When we ultimately settled on the mirror, we went through several prototypes.

This didn’t work that well.

We initially started working with OpenCV, as I’d worked with it before on the Pi and had some success. Adrian Rosebrock at PyImageSearch has some super helpful tutorials on the topic, but ultimately we weren’t able to get this to run at more than a couple frames per second, which was suboptimal at best.

We also built a prototype using face-api.js, while toying with the idea of making it respond to voice — we were imagining something like the classic Magic Mirror from Snow White. A browser-based solution wouldn’t be performant on the Pi, though, so we were back to square one.

Ultimately, we ended up going with Tensorflow and a Google Coral on the Pi. Working off of Dan Oved’s Edge TPU Processing Demo, we’re sending an initial video stream from Processing to the Coral, isolating and cropping the faces in the stream, then piping those to the Coral to run a facial recognition model we trained on ourselves.

Testing an early version on the Pi.

The two steps that ended up being the most difficult were training the model and actually doing something with the video in Processing. We retrained the model 3 or 4 times before we were semi-satisfied with its output, and it’s still not great. I think given more time, we’d like to spend it figuring out the best way to train it. It’s still often prone to mis-recognizing, and seems to work best when whoever’s using it is completely still. We tried using it with just our faces, as well as a third category of random faces we called “unknown” — we ultimately stuck with the two-face model, but are still a bit confused about how to optimize its performance for this case.

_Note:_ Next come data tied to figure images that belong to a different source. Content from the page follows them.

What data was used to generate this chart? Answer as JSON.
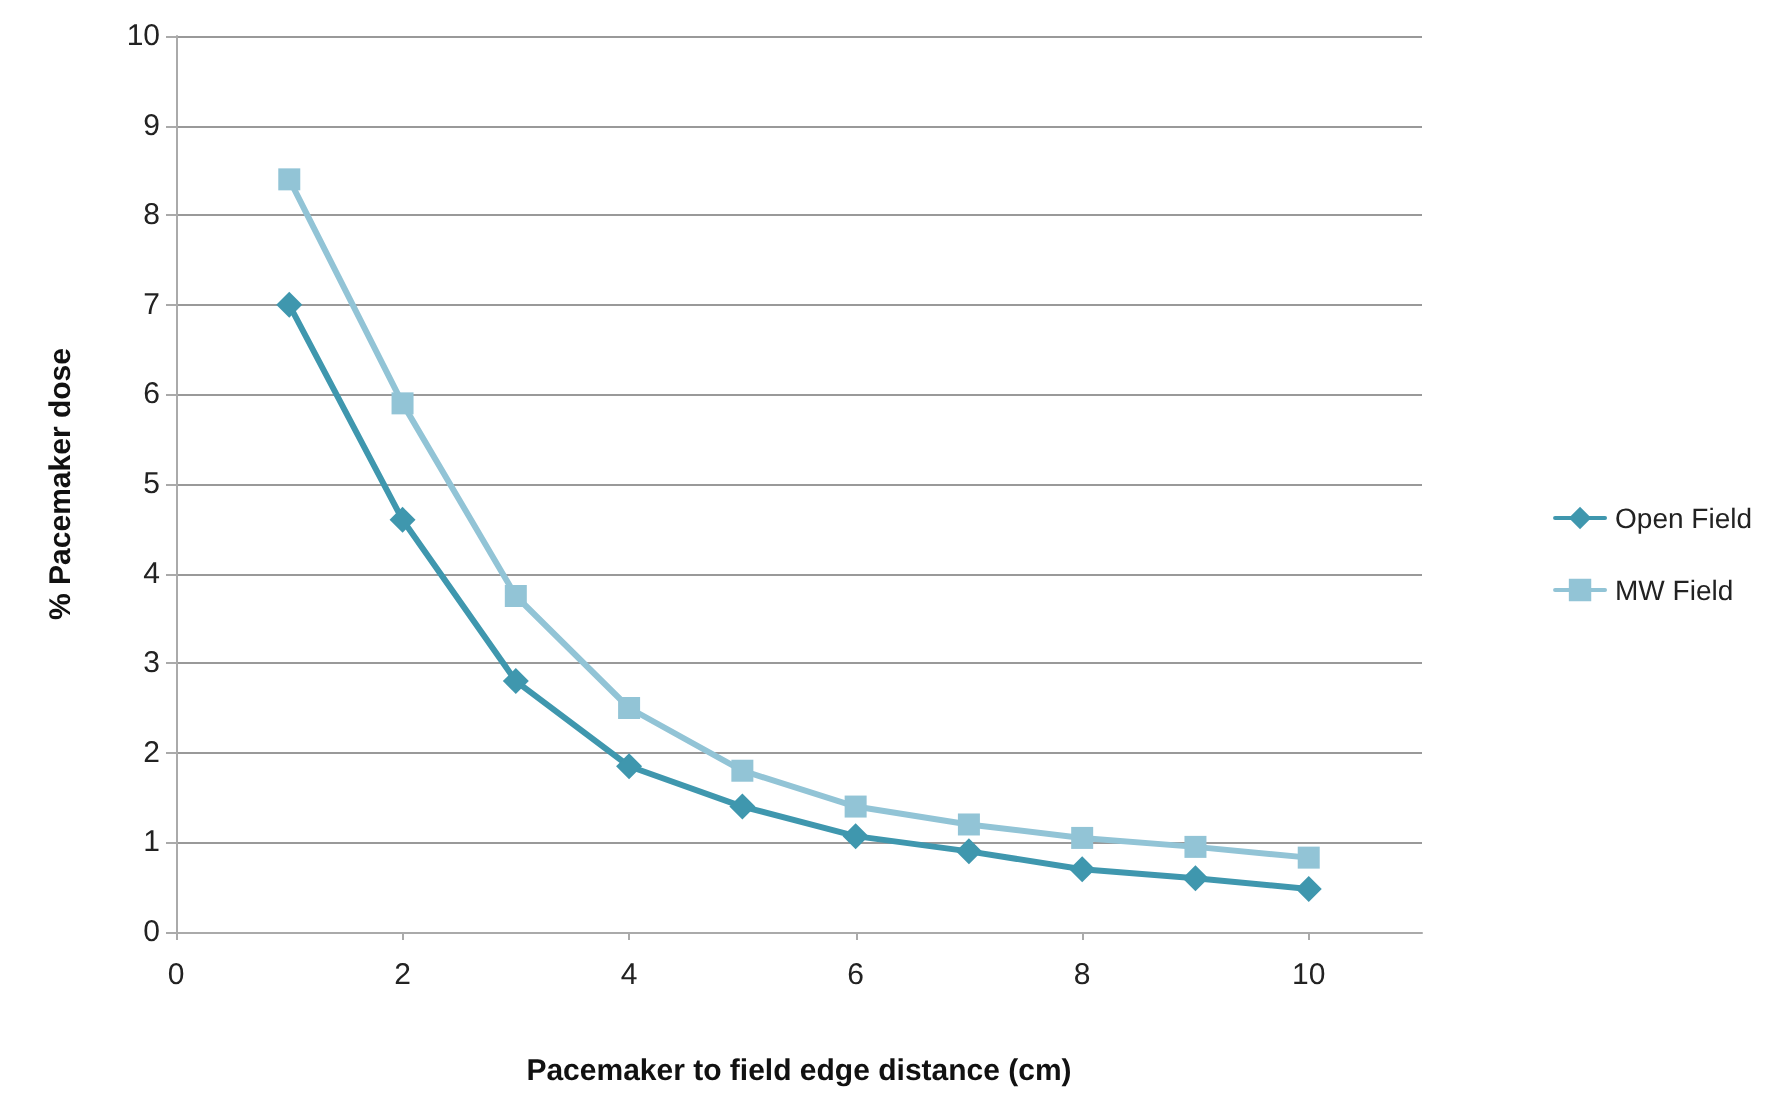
{
  "chart_data": {
    "type": "line",
    "xlabel": "Pacemaker to field edge distance (cm)",
    "ylabel": "% Pacemaker dose",
    "x": [
      1,
      2,
      3,
      4,
      5,
      6,
      7,
      8,
      9,
      10
    ],
    "series": [
      {
        "name": "Open Field",
        "color": "#3f97ae",
        "marker": "diamond",
        "values": [
          7,
          4.6,
          2.8,
          1.85,
          1.4,
          1.07,
          0.9,
          0.7,
          0.6,
          0.48
        ]
      },
      {
        "name": "MW Field",
        "color": "#92c4d6",
        "marker": "square",
        "values": [
          8.4,
          5.9,
          3.75,
          2.5,
          1.8,
          1.4,
          1.2,
          1.05,
          0.95,
          0.83
        ]
      }
    ],
    "xlim": [
      0,
      11
    ],
    "xticks": [
      0,
      2,
      4,
      6,
      8,
      10
    ],
    "ylim": [
      0,
      10
    ],
    "yticks": [
      0,
      1,
      2,
      3,
      4,
      5,
      6,
      7,
      8,
      9,
      10
    ],
    "grid": "y",
    "legend": "right",
    "line_style": "solid"
  }
}
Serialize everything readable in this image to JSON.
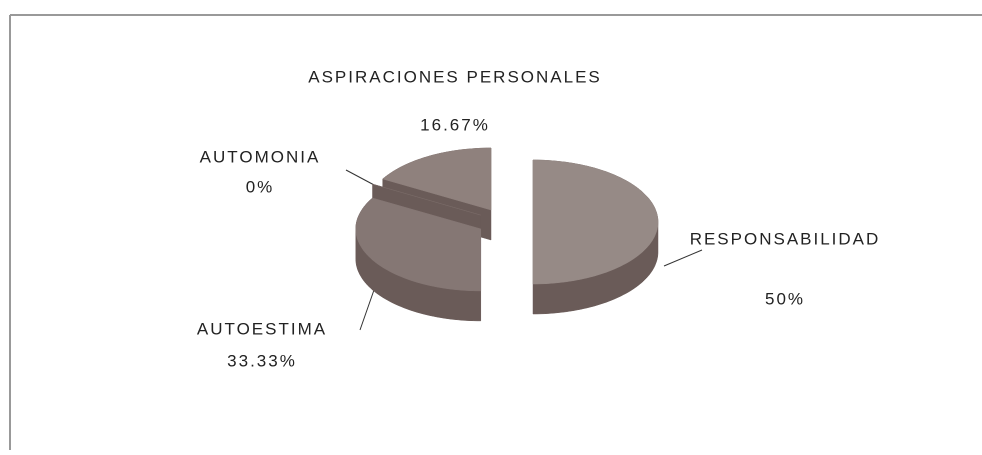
{
  "chart_data": {
    "type": "pie3d",
    "categories": [
      "RESPONSABILIDAD",
      "AUTOESTIMA",
      "AUTOMONIA",
      "ASPIRACIONES PERSONALES"
    ],
    "values": [
      50,
      33.33,
      0,
      16.67
    ],
    "value_labels": [
      "50%",
      "33.33%",
      "0%",
      "16.67%"
    ],
    "colors": [
      "#968a86",
      "#857774",
      "#7a6b68",
      "#8f817d"
    ],
    "side_color": "#6a5b58"
  }
}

Processing became a bit of a nightmare: we had a lot of trouble getting it to draw over live video on the Pi. We initially tried using built-in filters, which didn’t perform quickly, and then tried using GLSL shaders, which also failed. We spent a long time warping and rotating and generally messing around with the image, and ultimately settled on an adaptation of one of Gene Kogan’s shaders, which for some reason is now performing quite well after not working at all when we started testing.

This didn’t fit the screen! Always measure twice, I guess.

Once we had something semi-successful working, we had to build a frame that would hold the screen and have a large enough back to hide the Pi, Coral, and an LCD screen. This shouldn’t have been difficult, but I still managed to screw it up the first time by mis-measuring and had to make a second frame.

I made extra sure it fit this time.

That takes us to where we are now. We have a working prototype, but I think neither of us is satisfied. It’s technically interesting, but as an art piece it needs more work: the metaphor is a bit on the nose, and we’re also not certain how well it’ll perform in gallery conditions. We’ve built a super useful technical pipeline for projects along these lines, however, and are hoping to continue with this going forward.